Дня через три спирт снова появился в казарме, где жили водолазы. И вновь я обратился к Хохлову, откуда спирт? Где могли солдаты раздобыть спирт, если вагон не приходил? Он развел руками. Днем подходит ко мне расстроенный и сообщает, что у него украли бочку спирта и попросил помочь найти. Мы опросили всех участников попойки, те упорно молчали. Приехали высокие чины дивизии – опять ни слова. И только работник армейской прокуратуры выяснил, кто похитил бочку. Ими оказались: шофер водовозки и два солдата из водолазного взвода. Ночью они поехали в Наушки, вскрыли замок склада и вывезли бочку в лес. Там нацедили себе в канистру, а бочку спрятали в кустах. Когда поехали со следователем на это место, то бочки не оказалось. У них ее тоже похитили.
По решению суда Военного трибунала все трое были отправлены в штрафной батальон на Дальний Восток. Но и я не миновал наказания. Получил два взыскания. Первое за то, что слабо была организована служба охраны городка. Солдаты на машине ночью беспрепятственно выехали за его пределы. Второе уже через год, когда в часть вернулся дослуживать солдат, осужденный на год.
Гражданская жизнь начиналась непривычно и трудно. Поднимать двоих детей на пенсию было тяжело. Пошел работать в НПИ. Вначале лаборантом на военную кафедру, а через два года перешел на химфак, где тружусь и по сей день. В Армии я получил одно тяжелое ранение и семь боевых наград. В НПИ за 32 года дважды фотографировали на Доску почета, один раз поощрили, вручили знак «Почетный работник высшей школы».
Накануне 60-летия нашей Победы над фашизмом я перебираю все долгие годы своей жизни. И вдруг мне вспомнился случай из далекого-далекого времени. В 1935 году в Калинин приехал министр образования Бубнов. В затверецком районе, где находился наш детский дом, построили новую двухэтажную школу № 21. Сюда он и приехал. Это был мужчина небольшого роста с чисто русскими чертами лица. Завуч сказала, что мы из детдома. Он как-то удивительно мягко, тепло, ласково посмотрел на нас. Перед тем как проститься, он сфотографировался с нами. Я запомнил его последние слова: «Хорошие вы ребята, выучитесь, настоящими людьми станете, жизнь по-новому переделаете».

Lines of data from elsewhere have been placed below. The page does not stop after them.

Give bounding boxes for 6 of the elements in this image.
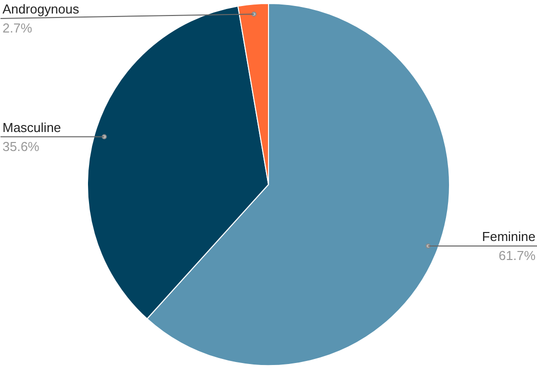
slice-label: Androgynous [2,2,80,16]
data-label: 35.6% [2,138,40,154]
slice-label: Feminine [482,228,536,244]
data-label: 2.7% [2,20,33,36]
slice-label: Masculine [2,120,62,135]
data-label: 61.7% [498,248,536,263]
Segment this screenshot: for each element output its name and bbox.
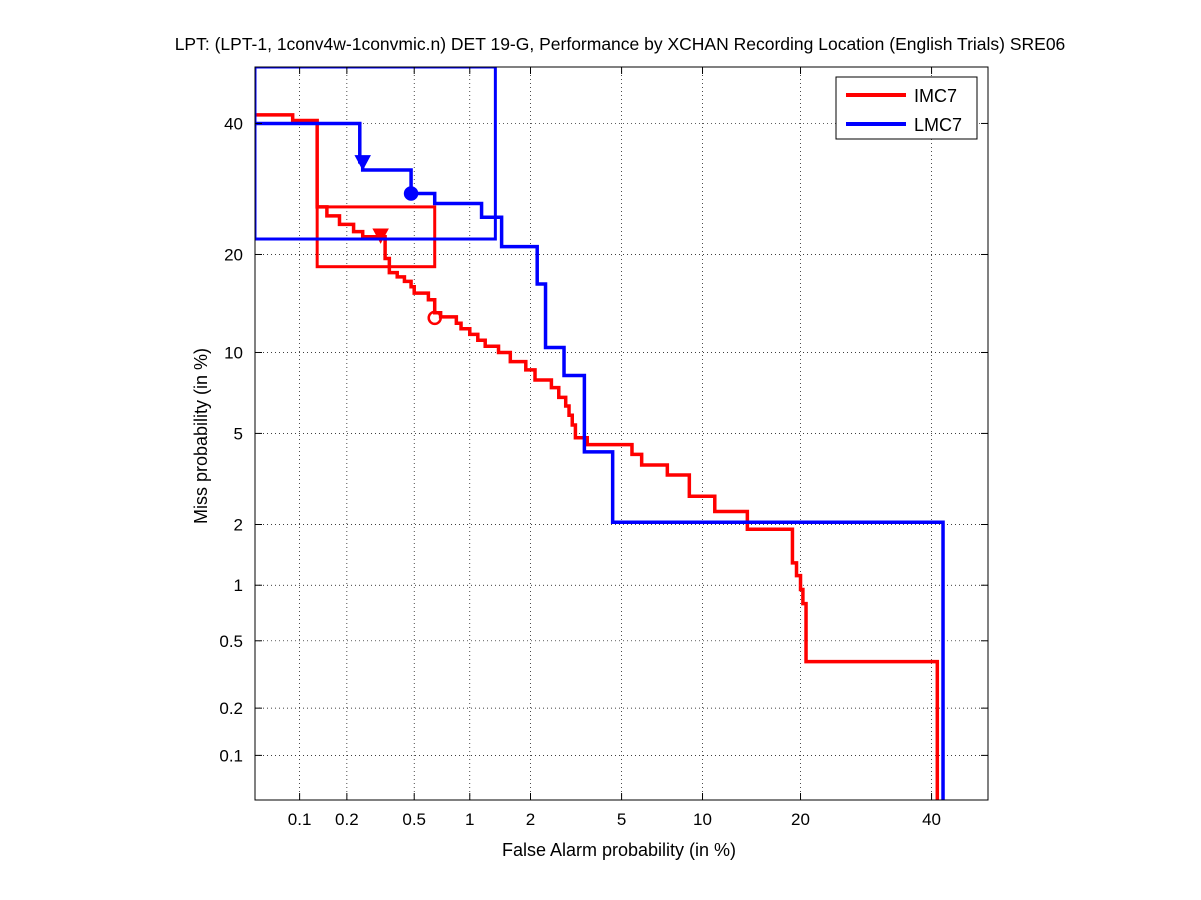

Каждый раз с огромным волнением рассматриваю фотографии былых лет. Вот они мои боевые товарищи, верные, надежные фронтовые друзья, мои сверстники, мое многострадальное поколение. Они и есть те самые настоящие люди, которых должна была воспитать и воспитала советская школа. Мы не подвели умного, доброго, зоркого сердцем человека, прекрасного педагога Бубнова. Именно такие люди заронили в нас и бережно растили самое святое, что есть на этой Земле, — любовь к Родине. Эта любовь – огромная сила. Она-то и сокрушила непобедимого, казалось, врага. Без этой любви нет Родины, нет дома, ничего нет…
Мы стареем, седеем, уходим из жизни. Но память человеческая сильна, и время перед нею бессильно. Так пусть же не только в моей памяти бережно хранятся, но и прозвучат сейчас имена моих дорогих однополчан: командир роты капитан Мостовой М., командиры саперных взводов ст. лейтенант Словцов Н.М., ст. лейтенант Гандерский В.И., ст. лейтенант Новиков Е.И., сержант Калюжин П.С., сержант Супрун В.М., сержант Ситников В.М., сержант Мулинов В.М., сержант Немцов В.И., сержант Швындиков М.В., сержант Степаненко Л.П.
Но все меньше и меньше отзываются на поздравления. И такая печаль охватывает, такая пронизывает боль… Закрываю глаза, погружаюсь в прошлое и снова начинаю вместе с ними от огненной Курской дуги шагать и шагать под бешеные взрывы, крики и стоны, под свист пуль и бесконечные артиллерийские залпы, обходя обугленные трупы и горящие самолеты, упрямо, яростно по содрогающейся земле шагать и шагать к Победе, переживать горечь неудач и радость побед.
Когда я писал эти строки, я как будто заново проделал путь от Курской дуги до Днепра, Варшавы, Берлина, Праги. Пережил все с самого начала. И кажется мне, что это было совсем недавно. И в то же время – очень давно.